17 апреля 1975 года в Камбодже закончились тяжелые пять лет вторжения, бомбежек и гражданской войны: столица Пномпень перешла в руки партизанских армий, известных как красные кхмеры, осаждавших городе начала года. К тому моменту в столице находилось свыше миллиона беженцев из сельских районов. Почти ничего не зная о красных кхмерах, городское население предполагало, что мир лучше войны и что, объединившись, камбоджийцы смогут восстановить свою страну.

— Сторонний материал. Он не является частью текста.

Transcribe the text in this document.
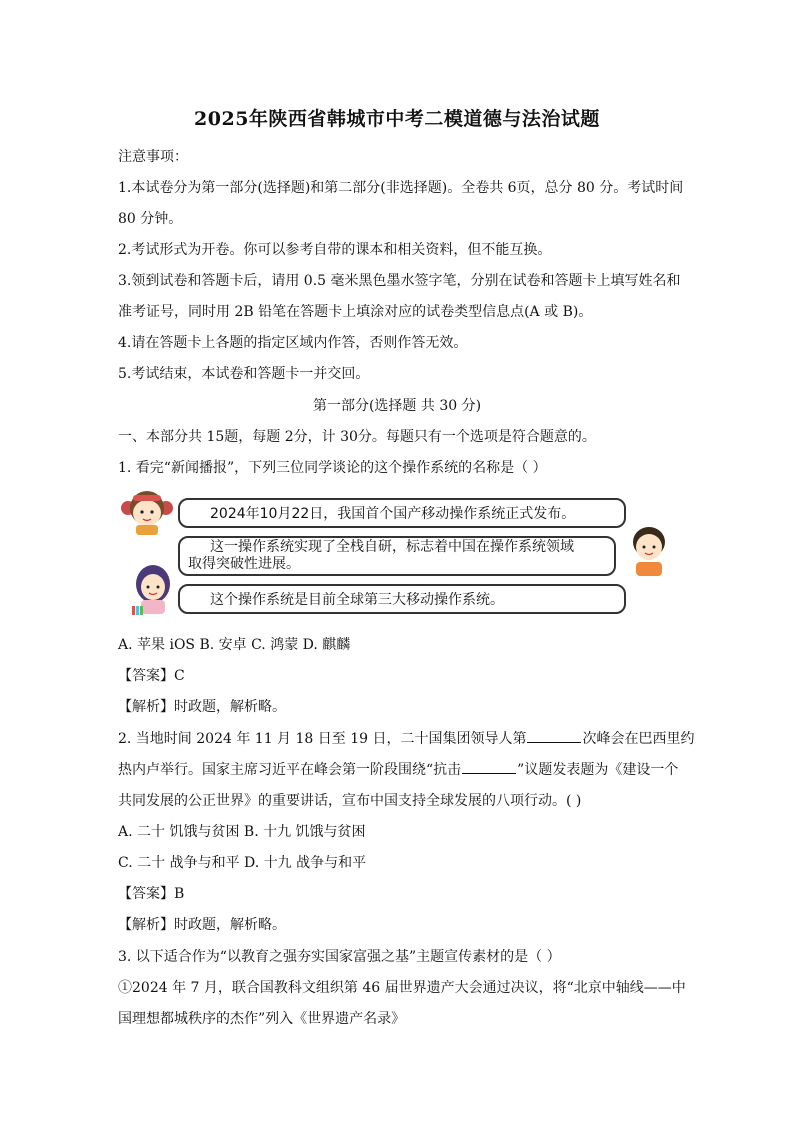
2025年陕西省韩城市中考二模道德与法治试题
注意事项：
1.本试卷分为第一部分(选择题)和第二部分(非选择题)。全卷共 6页，总分 80 分。考试时间
80 分钟。
2.考试形式为开卷。你可以参考自带的课本和相关资料，但不能互换。
3.领到试卷和答题卡后，请用 0.5 毫米黑色墨水签字笔，分别在试卷和答题卡上填写姓名和
准考证号，同时用 2B 铅笔在答题卡上填涂对应的试卷类型信息点(A 或 B)。
4.请在答题卡上各题的指定区域内作答，否则作答无效。
5.考试结束，本试卷和答题卡一并交回。
第一部分(选择题 共 30 分)
一、本部分共 15题，每题 2分，计 30分。每题只有一个选项是符合题意的。
1. 看完“新闻播报”，下列三位同学谈论的这个操作系统的名称是（ ）
2024年10月22日，我国首个国产移动操作系统正式发布。
这一操作系统实现了全栈自研，标志着中国在操作系统领域
取得突破性进展。
这个操作系统是目前全球第三大移动操作系统。
A. 苹果 iOS B. 安卓 C. 鸿蒙 D. 麒麟
【答案】C
【解析】时政题，解析略。
2. 当地时间 2024 年 11 月 18 日至 19 日，二十国集团领导人第	次峰会在巴西里约
热内卢举行。国家主席习近平在峰会第一阶段围绕“抗击	”议题发表题为《建设一个
共同发展的公正世界》的重要讲话，宣布中国支持全球发展的八项行动。( )
A. 二十 饥饿与贫困 B. 十九 饥饿与贫困
C. 二十 战争与和平 D. 十九 战争与和平
【答案】B
【解析】时政题，解析略。
3. 以下适合作为“以教育之强夯实国家富强之基”主题宣传素材的是（ ）
①2024 年 7 月，联合国教科文组织第 46 届世界遗产大会通过决议，将“北京中轴线——中
国理想都城秩序的杰作”列入《世界遗产名录》
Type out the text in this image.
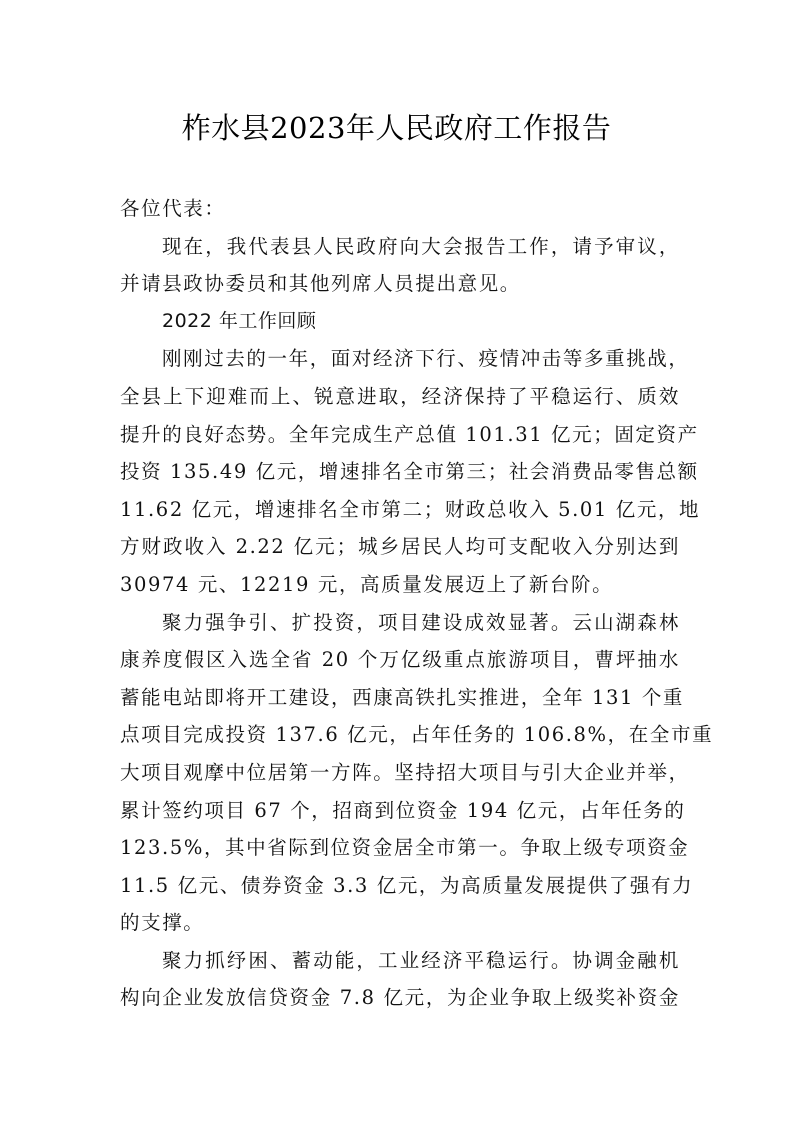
柞水县2023年人民政府工作报告
各位代表：
现在，我代表县人民政府向大会报告工作，请予审议，
并请县政协委员和其他列席人员提出意见。
2022 年工作回顾
刚刚过去的一年，面对经济下行、疫情冲击等多重挑战，
全县上下迎难而上、锐意进取，经济保持了平稳运行、质效
提升的良好态势。全年完成生产总值 101.31 亿元；固定资产
投资 135.49 亿元，增速排名全市第三；社会消费品零售总额
11.62 亿元，增速排名全市第二；财政总收入 5.01 亿元，地
方财政收入 2.22 亿元；城乡居民人均可支配收入分别达到
30974 元、12219 元，高质量发展迈上了新台阶。
聚力强争引、扩投资，项目建设成效显著。云山湖森林
康养度假区入选全省 20 个万亿级重点旅游项目，曹坪抽水
蓄能电站即将开工建设，西康高铁扎实推进，全年 131 个重
点项目完成投资 137.6 亿元，占年任务的 106.8%，在全市重
大项目观摩中位居第一方阵。坚持招大项目与引大企业并举，
累计签约项目 67 个，招商到位资金 194 亿元，占年任务的
123.5%，其中省际到位资金居全市第一。争取上级专项资金
11.5 亿元、债券资金 3.3 亿元，为高质量发展提供了强有力
的支撑。
聚力抓纾困、蓄动能，工业经济平稳运行。协调金融机
构向企业发放信贷资金 7.8 亿元，为企业争取上级奖补资金
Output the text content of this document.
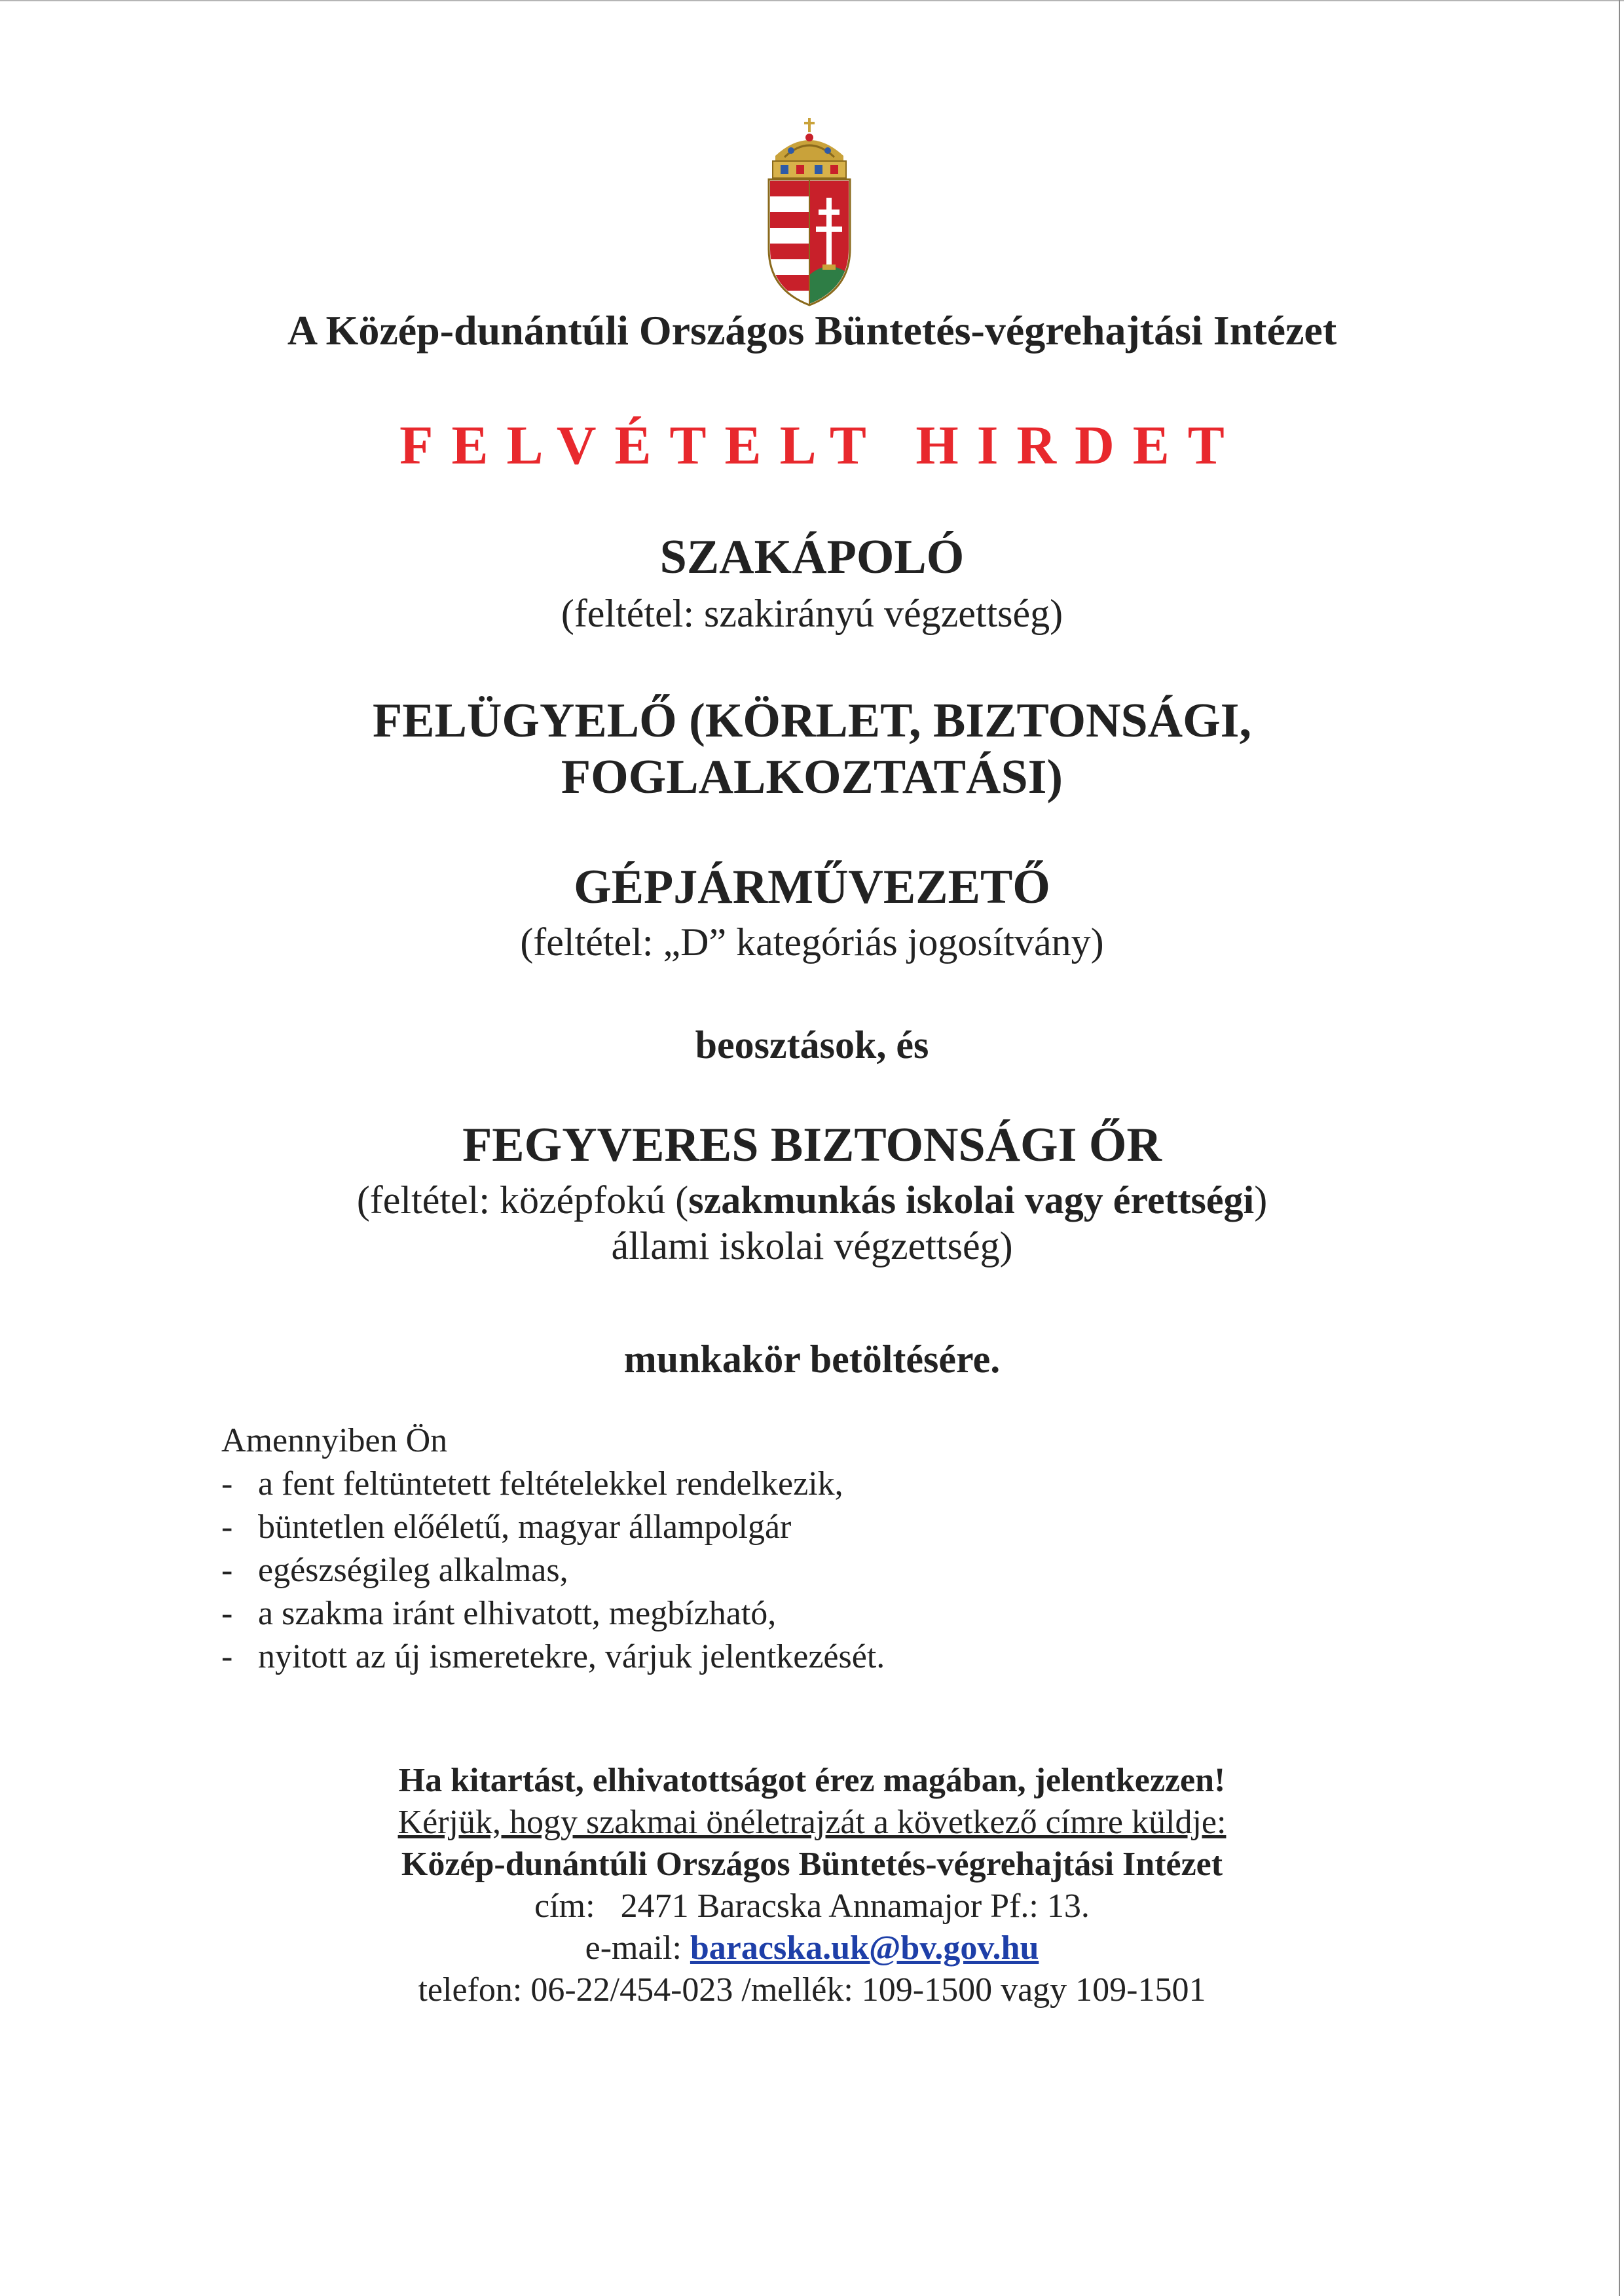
A Közép-dunántúli Országos Büntetés-végrehajtási Intézet
FELVÉTELT HIRDET
SZAKÁPOLÓ
(feltétel: szakirányú végzettség)
FELÜGYELŐ (KÖRLET, BIZTONSÁGI,
FOGLALKOZTATÁSI)
GÉPJÁRMŰVEZETŐ
(feltétel: „D” kategóriás jogosítvány)
beosztások, és
FEGYVERES BIZTONSÁGI ŐR
(feltétel: középfokú (szakmunkás iskolai vagy érettségi)
állami iskolai végzettség)
munkakör betöltésére.
Amennyiben Ön
- a fent feltüntetett feltételekkel rendelkezik,
- büntetlen előéletű, magyar állampolgár
- egészségileg alkalmas,
- a szakma iránt elhivatott, megbízható,
- nyitott az új ismeretekre, várjuk jelentkezését.
Ha kitartást, elhivatottságot érez magában, jelentkezzen!
Kérjük, hogy szakmai önéletrajzát a következő címre küldje:
Közép-dunántúli Országos Büntetés-végrehajtási Intézet
cím: 2471 Baracska Annamajor Pf.: 13.
e-mail: baracska.uk@bv.gov.hu
telefon: 06-22/454-023 /mellék: 109-1500 vagy 109-1501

То, что произошло потом, застигло врасплох всех, за исключением командиров красных кхмеров. Они за неделю согнали в деревни все население Пномпеня, Баттамбанга и других городов и велели людям приступить к сельскохозяйственным работам. Тысячи эвакуированных, в особенности маленькие дети и старики, вскоре умерли. Уцелевшие долго брели по дорогам, к родственникам в надежде, что те их приютят. «Почему нас ведут как пленников?» — спрашивали несчастные, указывая на шагающих рядом хорошо вооруженных молодых солдат. Им отвечали, что нужно подчиняться революционной организации, которая заменит семью. Эвакуированных называли «новыми людьми», или «людьми 17 апреля», потому что они с большим опозданием присоединились к революции. Жители сельской местности считались опорой строя, и с ними обращались не так сурово, как с остальными.

Опустошив города, революционная организация приступила к выполнению программы социальных преобразований, затрагивавшей все стороны камбоджийской жизни. Деньги, рынок и частная собственность были отменены, школы, университеты и буддийские монастыри — закрыты. Заниматься издательской деятельностью не разрешалось; прекратила действовать система почтовой связи; свобода передвижения, информационный обмен, возможности заботиться о своей внешности, а также и развлекаться были ограничены. За нарушение новых правил грозило суровое наказание, а за повторный проступок людей либо отправляли в тюрьму, где их ожидали ужасные условия, либо убивали. Всем камбоджийцам приказывалось выполнять рабочие нормы, установленные революционной организацией. Эти нормы редко учитывал и профессиональное обучение и навыки эвакуированных городских жителей: почти все горожане превратились в крестьян. Их заставили носить одинаковую черную одежду из хлопка.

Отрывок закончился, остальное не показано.